2024年02月04日 | 乱読記/書名や・ら・わ行
 30代なかばの女性ミレは、職場で魅力的な男性シウォンに出会う。彼は清潔感があってイケメンで、恋人になれる可能性を感じられないような「完璧な男性」だった。だが急接近、しかし驚きの事前通告が…「僕にはオープン・リレーションシップの関係にある彼女がいます。それでもよければ…」互いを独占せず、他の人と関係を持つことも許容する「非独占恋愛」とは…『僕の狂ったフェミ彼女』の著者が描き出す、前人未踏の「共有」恋愛小説。

 ものすごくおもしろく読みました。帯には「ラブ・コメディ」とあり、ヒロインの一人称小説で確かにコミカルな筆致なんだけれど、まず彼女自身がとても真面目で誠実なんですよね、恋愛にも人生にも、他者にも自分にも。それは彼女がそういう自分を客観視しておもしろく語れる、成熟したちゃんとした大人だということで、それをそう描ける著者もまたとても真面目で誠実な人なんだと思います。
 前作が「絶望編」なら今作は「希望編」というのもとてもよくわかります。巻末の著者あとがきにすべてがありますが、ひとつ引用すると、
「私は相変わらず異性愛に強い関心を持つフェミニストとして、ある人からは『そんなに男が好きなのか』と言われ、またある人からは『そんなに男が嫌いなのか』と言われる。/だが私が本当に気にしているのは自分の人生、そして女たちの人生だ。望まないことは拒み、望むことに欲求が抱ける人生。/どちらも依然として容易ではなく、これからすべきことも、言うべきこともまだまだ無数に残っているけれど、敢えて今回は、望むことについて書いてみた。/必ずしもこのかたちでなくていい。ただ、より良い恋愛、より悩み抜いた恋愛、当たり前のことなど何もない恋愛、そしてお互いにもっと尊重し合い、何より誰のものでもない自分のままで、自分の境界線を守りつつ愛し合える関係が、私たちには必要だ。」
 首が赤ベコですね…
 安易に生きない、真剣に生きる、悩み、選び、流されない、それでも傷つくことはあるし、変わることもある。それは悪いばかりのことでもない…そういう、温かくて強いメッセージを感じました。日韓の違いもあれど、欧米との違いに比べたら断然近くて、そういう意味でも勉強になります。こうしたテーマの作品は日本にもないこともないけれど、表れ方が違うなーとも感じたりします。本当におもしろい読書でした。ラストもとてもいい!

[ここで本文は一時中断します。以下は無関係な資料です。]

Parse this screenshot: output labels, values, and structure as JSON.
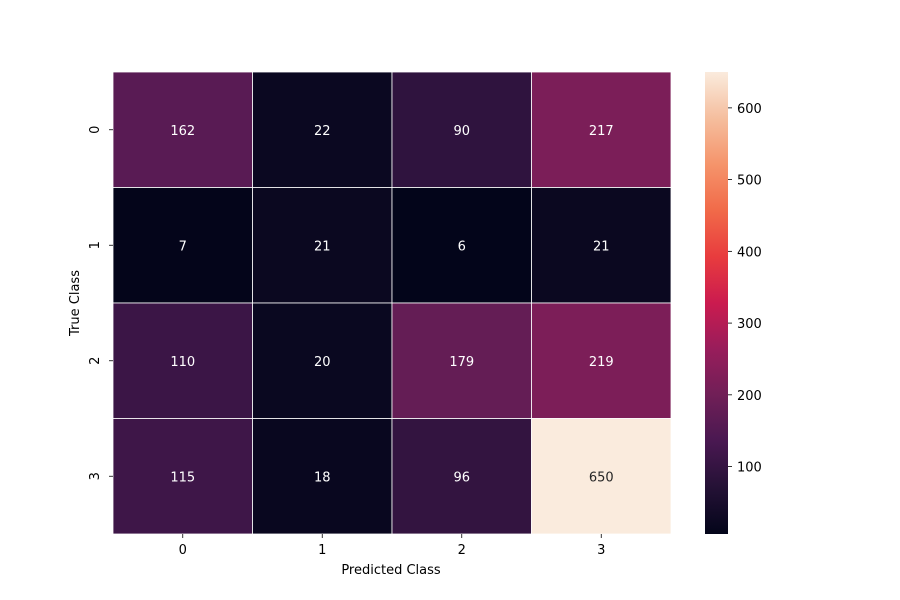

 前作と同じuyumintのカバーイラストも素晴らしい。上手い。ホント今っぽい。
 最新作は35年後の韓国が舞台の、女性ふたりの物語なんだそうです。おもしろそうすぎる! 早く訳出して!!
 そしてこの作品が、お伽話に思えるような未来が、早く来ますように…イヤ来させないといけないんですよね。自分たちが変わり、世の中を変えていかないと、人類は滅ぶのみです。ファイティン! そんな元気をもらいました。清々しい読書でした。